The refinery will be built on a ‘brownfields’ site with minimal environmental impact.

Mr O’Leary said Iluka was currently engaged in discussions with EPCM contractors.

Iluka’s shares were trading 4.8 per cent higher at $12.08 at midday Perth time, after jumping as high as $12.50 earlier in the day.

The stock has been a very strong performer over the past two years, having fallen as low as $3.50 per share in early 2020 during the COVID sell-off.

Today’s announcement adds to a string of federal government loans and grants to companies aspiring to develop rare earths and ‘critical minerals’ projects.

Two weeks ago, the government announced $243 million of grants to three ‘critical minerals’ projects, led by Pure Battery Technologies, Australian Vanadium and Arafura Resources.

It has also announced smaller grants to the likes of Lynas Rare Earths, Core Lithium and US chemicals giant Albemarle and loans to aspiring critical minerals manufacturers EcoGraf ($US35 million) and Renascor Resources ($185 million).
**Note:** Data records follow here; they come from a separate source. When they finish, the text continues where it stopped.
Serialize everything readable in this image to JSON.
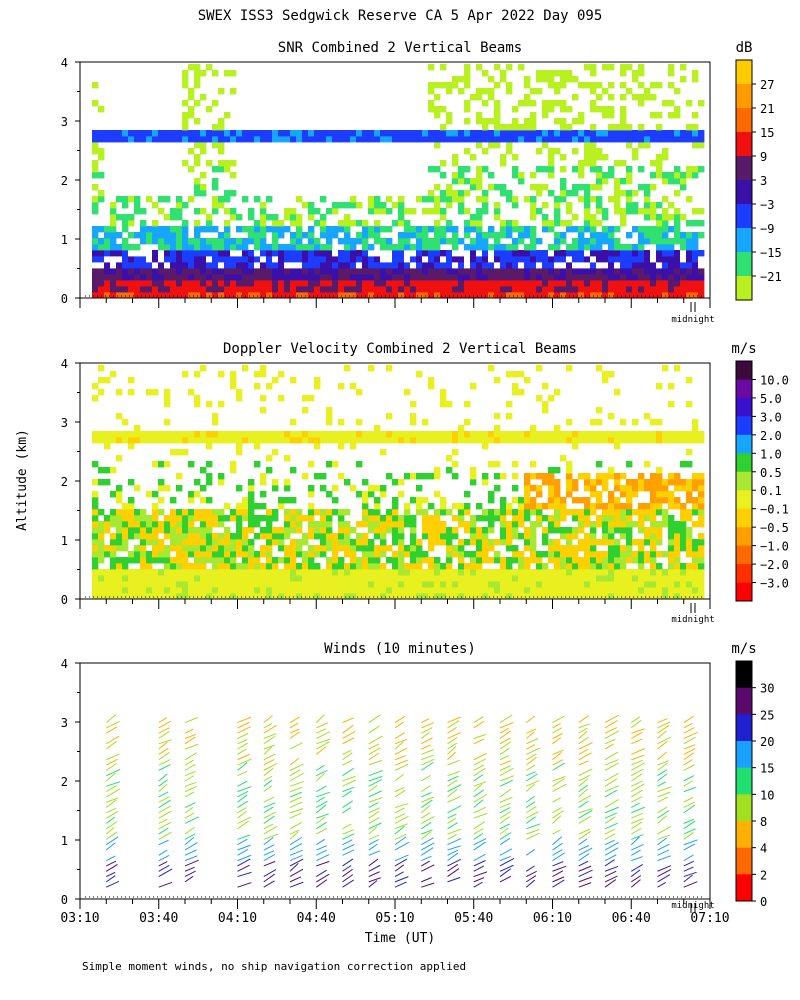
{
  "main_title": "SWEX ISS3 Sedgwick Reserve CA   5 Apr 2022 Day 095",
  "y_axis_label": "Altitude (km)",
  "x_axis_label": "Time (UT)",
  "footnote": "Simple moment winds, no ship navigation correction applied",
  "midnight_label": "midnight",
  "chart_data": [
    {
      "id": "snr",
      "type": "heatmap",
      "title": "SNR Combined 2 Vertical Beams",
      "unit": "dB",
      "ylim": [
        0,
        4
      ],
      "yticks": [
        "0",
        "1",
        "2",
        "3",
        "4"
      ],
      "colorbar_ticks": [
        "27",
        "21",
        "15",
        "9",
        "3",
        "−3",
        "−9",
        "−15",
        "−21"
      ],
      "colorbar_colors": [
        "#ffcc00",
        "#ff9a00",
        "#ff6a00",
        "#f01010",
        "#5a1a6a",
        "#3a10a8",
        "#1c3cff",
        "#17a6ff",
        "#30e070",
        "#b8f020"
      ],
      "grid": false
    },
    {
      "id": "doppler",
      "type": "heatmap",
      "title": "Doppler Velocity Combined 2 Vertical Beams",
      "unit": "m/s",
      "ylim": [
        0,
        4
      ],
      "yticks": [
        "0",
        "1",
        "2",
        "3",
        "4"
      ],
      "colorbar_ticks": [
        "10.0",
        "5.0",
        "3.0",
        "2.0",
        "1.0",
        "0.5",
        "0.1",
        "−0.1",
        "−0.5",
        "−1.0",
        "−2.0",
        "−3.0"
      ],
      "colorbar_colors": [
        "#3a0a3a",
        "#6a0aa0",
        "#3a10d0",
        "#1c3cff",
        "#17a6ff",
        "#30d030",
        "#a8e830",
        "#e8f020",
        "#ffd000",
        "#ffa000",
        "#ff6a00",
        "#ff3000",
        "#ff0000"
      ],
      "grid": false
    },
    {
      "id": "winds",
      "type": "scatter",
      "title": "Winds (10 minutes)",
      "unit": "m/s",
      "ylim": [
        0,
        4
      ],
      "yticks": [
        "0",
        "1",
        "2",
        "3",
        "4"
      ],
      "x_ticklabels": [
        "03:10",
        "03:40",
        "04:10",
        "04:40",
        "05:10",
        "05:40",
        "06:10",
        "06:40",
        "07:10"
      ],
      "colorbar_ticks": [
        "30",
        "25",
        "20",
        "15",
        "10",
        "8",
        "4",
        "2",
        "0"
      ],
      "colorbar_colors": [
        "#000000",
        "#5a0a6a",
        "#2020d0",
        "#1aa0ff",
        "#20e070",
        "#a0e020",
        "#ffb000",
        "#ff6a00",
        "#ff0000"
      ],
      "profile_times": [
        "03:20",
        "03:40",
        "03:50",
        "04:10",
        "04:20",
        "04:30",
        "04:40",
        "04:50",
        "05:00",
        "05:10",
        "05:20",
        "05:30",
        "05:40",
        "05:50",
        "06:00",
        "06:10",
        "06:20",
        "06:30",
        "06:40",
        "06:50",
        "07:00"
      ],
      "grid": false
    }
  ]
}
Lynas is proceeding with construction of its circa-$500 million rare earths plant at Kalgoorlie, which will undertake intermediate processing for supply to its refinery in Malaysia.

Another WA company aspiring to build a rare earths processing plant is Hastings Technology Metals, which recently put a price tag of $658 million on its Yangibana project.

Hastings has already secured a government loan through the Northern Australia Infrastructure Facility.